For the PITR-only tables, use aws dynamodb restore-table-to-point-in-time with the same scan-copy cutover.

Runbook: restore the mailstore (EFS)

AWS Backup restores EFS either to a new filesystem or into the source filesystem under a dated recovery directory (aws-backup-restore_<timestamp>); it never overwrites in place.

  1. Find the EFS recovery point (as above, --by-resource-type EFS).
  2. For a single mailbox (“user deleted mail and changed their mind”): do an item-level restore of /<user> into the source filesystem, then move the needed maildir files from the recovery directory into the user’s maildir and fix ownership to match the user’s OS uid (see the cabal-counter table / sync-users.sh).
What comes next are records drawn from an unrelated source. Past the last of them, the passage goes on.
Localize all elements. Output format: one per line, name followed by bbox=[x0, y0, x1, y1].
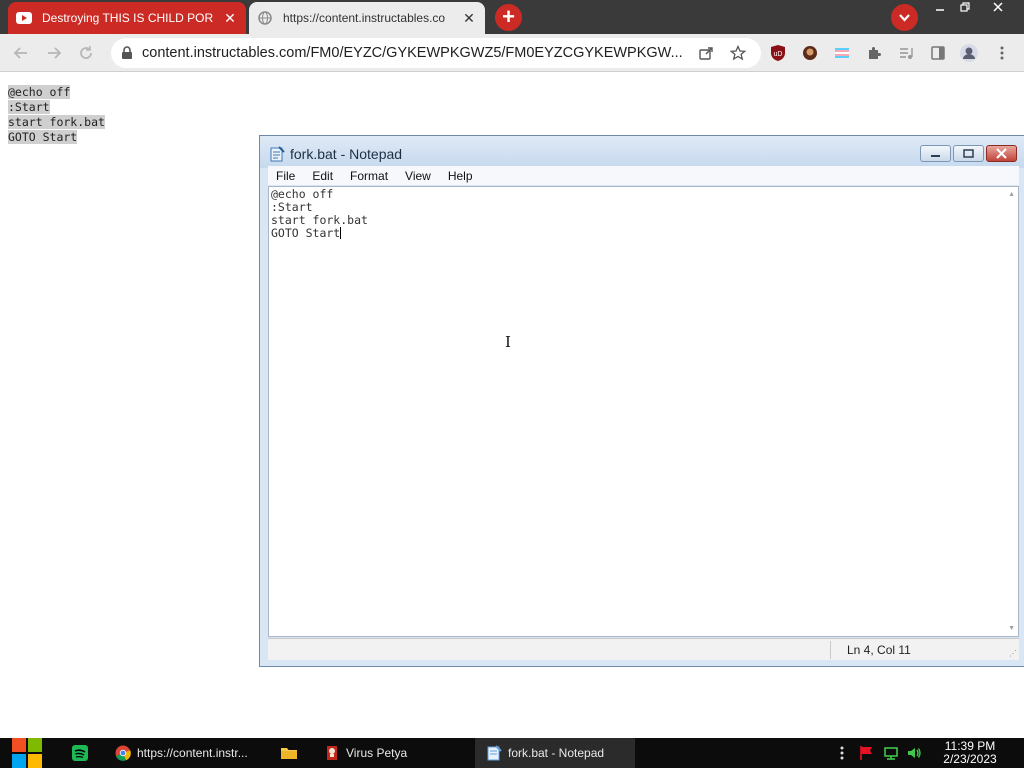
page-code-line: @echo off bbox=[8, 85, 71, 99]
windows-logo-icon bbox=[12, 738, 42, 768]
ibeam-cursor-icon: I bbox=[505, 333, 511, 351]
taskbar-chrome-button[interactable]: https://content.instr... bbox=[104, 738, 259, 768]
avatar-extension-icon[interactable] bbox=[800, 43, 820, 63]
new-tab-button[interactable]: + bbox=[495, 4, 522, 31]
url-text: content.instructables.com/FM0/EYZC/GYKEW… bbox=[142, 45, 683, 61]
notepad-content: @echo off :Start start fork.bat GOTO Sta… bbox=[271, 188, 368, 240]
arrow-right-icon bbox=[48, 47, 62, 59]
notepad-window: fork.bat - Notepad File Edit Format View… bbox=[259, 135, 1024, 667]
notepad-close-button[interactable] bbox=[986, 145, 1017, 162]
notepad-titlebar[interactable]: fork.bat - Notepad bbox=[260, 136, 1024, 168]
notepad-title: fork.bat - Notepad bbox=[290, 146, 403, 162]
menu-edit[interactable]: Edit bbox=[310, 169, 335, 183]
page-code-text: @echo off :Start start fork.bat GOTO Sta… bbox=[8, 85, 105, 145]
tab-title: Destroying THIS IS CHILD POR bbox=[42, 11, 214, 25]
ublock-icon[interactable]: uD bbox=[768, 43, 788, 63]
minimize-icon bbox=[936, 9, 944, 11]
reload-button[interactable] bbox=[75, 42, 97, 64]
forward-button[interactable] bbox=[43, 42, 65, 64]
text-caret bbox=[340, 227, 342, 239]
lock-icon bbox=[121, 46, 133, 65]
arrow-left-icon bbox=[13, 47, 27, 59]
page-code-line: start fork.bat bbox=[8, 115, 105, 129]
close-icon bbox=[993, 2, 1003, 12]
resize-grip-icon[interactable]: ⋰ bbox=[1009, 649, 1017, 658]
taskbar-button-label: https://content.instr... bbox=[137, 746, 248, 760]
petya-icon bbox=[323, 744, 341, 762]
taskbar-notepad-button[interactable]: fork.bat - Notepad bbox=[475, 738, 635, 768]
globe-icon bbox=[257, 10, 273, 26]
action-center-flag-icon[interactable] bbox=[859, 745, 875, 761]
status-divider bbox=[830, 641, 831, 659]
notepad-maximize-button[interactable] bbox=[953, 145, 984, 162]
clock-date: 2/23/2023 bbox=[943, 752, 997, 766]
star-icon[interactable] bbox=[728, 43, 748, 63]
volume-icon[interactable] bbox=[906, 745, 922, 761]
tab-search-button[interactable] bbox=[891, 4, 918, 31]
network-icon[interactable] bbox=[883, 745, 899, 761]
extensions-puzzle-icon[interactable] bbox=[864, 43, 884, 63]
share-icon[interactable] bbox=[696, 43, 716, 63]
file-explorer-icon[interactable] bbox=[279, 743, 299, 763]
maximize-icon bbox=[963, 149, 974, 158]
scroll-up-icon[interactable]: ▲ bbox=[1008, 191, 1015, 198]
tab-title: https://content.instructables.co bbox=[283, 11, 446, 25]
taskbar-button-label: Virus Petya bbox=[346, 746, 408, 760]
menu-file[interactable]: File bbox=[274, 169, 297, 183]
pride-extension-icon[interactable] bbox=[832, 43, 852, 63]
side-panel-icon[interactable] bbox=[928, 43, 948, 63]
restore-icon bbox=[960, 2, 970, 12]
address-bar[interactable]: content.instructables.com/FM0/EYZC/GYKEW… bbox=[111, 38, 761, 68]
notepad-menubar: File Edit Format View Help bbox=[268, 166, 1019, 185]
chevron-down-icon bbox=[899, 14, 910, 22]
youtube-icon bbox=[16, 10, 32, 26]
system-clock[interactable]: 11:39 PM 2/23/2023 bbox=[930, 740, 1010, 766]
profile-avatar-icon[interactable] bbox=[959, 43, 979, 63]
back-button[interactable] bbox=[10, 42, 32, 64]
tray-overflow-icon[interactable] bbox=[834, 745, 850, 761]
media-control-icon[interactable] bbox=[896, 43, 916, 63]
taskbar-button-label: fork.bat - Notepad bbox=[508, 746, 605, 760]
menu-help[interactable]: Help bbox=[446, 169, 475, 183]
tab-strip: Destroying THIS IS CHILD POR ✕ https://c… bbox=[0, 0, 1024, 34]
notepad-text-area[interactable]: @echo off :Start start fork.bat GOTO Sta… bbox=[268, 186, 1019, 637]
minimize-icon bbox=[931, 155, 940, 157]
start-button[interactable] bbox=[10, 738, 44, 768]
tab-close-icon[interactable]: ✕ bbox=[461, 10, 477, 26]
notepad-icon bbox=[269, 146, 285, 167]
close-icon bbox=[996, 148, 1007, 159]
kebab-menu-icon[interactable] bbox=[992, 43, 1012, 63]
reload-icon bbox=[80, 46, 92, 59]
restore-button[interactable] bbox=[950, 0, 980, 18]
cursor-position: Ln 4, Col 11 bbox=[847, 643, 911, 657]
notepad-minimize-button[interactable] bbox=[920, 145, 951, 162]
taskbar: https://content.instr... Virus Petya for… bbox=[0, 738, 1024, 768]
page-code-line: GOTO Start bbox=[8, 130, 78, 144]
taskbar-virus-petya-button[interactable]: Virus Petya bbox=[313, 738, 473, 768]
tab-instructables[interactable]: https://content.instructables.co ✕ bbox=[249, 2, 485, 34]
tab-youtube[interactable]: Destroying THIS IS CHILD POR ✕ bbox=[8, 2, 246, 34]
notepad-statusbar: Ln 4, Col 11 ⋰ bbox=[268, 638, 1019, 660]
svg-text:uD: uD bbox=[774, 51, 783, 58]
spotify-icon[interactable] bbox=[70, 743, 90, 763]
menu-format[interactable]: Format bbox=[348, 169, 390, 183]
text-line: GOTO Start bbox=[271, 226, 341, 240]
chrome-icon bbox=[114, 744, 132, 762]
browser-toolbar: content.instructables.com/FM0/EYZC/GYKEW… bbox=[0, 34, 1024, 72]
page-code-line: :Start bbox=[8, 100, 50, 114]
menu-view[interactable]: View bbox=[403, 169, 433, 183]
tab-close-icon[interactable]: ✕ bbox=[222, 10, 238, 26]
notepad-icon bbox=[485, 744, 503, 762]
close-window-button[interactable] bbox=[983, 0, 1013, 18]
scroll-down-icon[interactable]: ▼ bbox=[1008, 625, 1015, 632]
Dovecot picks up restored maildir files on next access; delete the recovery directory afterwards.
  3. For whole-mailstore loss: restore to a new filesystem, then repoint module.efs’s filesystem at it (import the new filesystem into Terraform state or update the data plane deliberately), and roll the ECS services. This is the slow path; expect hours for a large mailstore.

Runbook: rebuild from the cross-region copy

If the primary region (or every primary-region recovery point) is gone:

  1. Recovery points in cabal-backup-dr restore in the DR region. For a primary-region rebuild, first copy the recovery point back:

    aws backup start-copy-job --region <dr-region> \
      --recovery-point-arn <arn-in-dr-vault> \
      --source-backup-vault-name cabal-backup-dr \
      --destination-backup-vault-arn arn:aws:backup:<primary-region>:<account>:backup-vault:cabal-backup \
      --iam-role-arn arn:aws:iam::<account>:role/cabal-backup-role
    
  2. Then run the DynamoDB / EFS restore runbooks above against the copied-back recovery point. (If the primary region itself is down, restoring into the DR region is possible but means standing up the whole stack there - that is a region migration, not a runbook.)

Removing the vault lock (legitimate cases)

Governance mode means an admin with backup:DeleteBackupVaultLockConfiguration can remove the lock at any time; the call lands in CloudTrail. The legitimate reasons are environment teardown and retention-policy changes:

aws backup delete-backup-vault-lock-configuration --backup-vault-name cabal-backup
aws backup delete-backup-vault-lock-configuration --backup-vault-name cabal-backup-dr --region <dr-region>

Environment teardown with backup enabled

A terraform destroy against an environment with backup = true fails at the vaults: the destroy workflow strips Terraform’s prevent_destroy guard, but AWS refuses to delete a vault that still contains recovery points, and the vault lock refuses to delete recovery points younger than 30 days. To tear down deliberately:

  1. Remove both vault-lock configurations (above).
  2. Delete all recovery points from both vaults (aws backup delete-recovery-point).
  3. Run the destroy workflow.

That this takes three deliberate steps is the feature.

Exercise cadence

Run the addresses-table and single-mailbox EFS restores against the development environment after any change to the backup module, and at least once a year otherwise. The cross-region copy-back drill is worth one execution to validate IAM and vault wiring; afterwards, verifying that copy jobs succeed nightly (see “Verifying the posture”) is sufficient.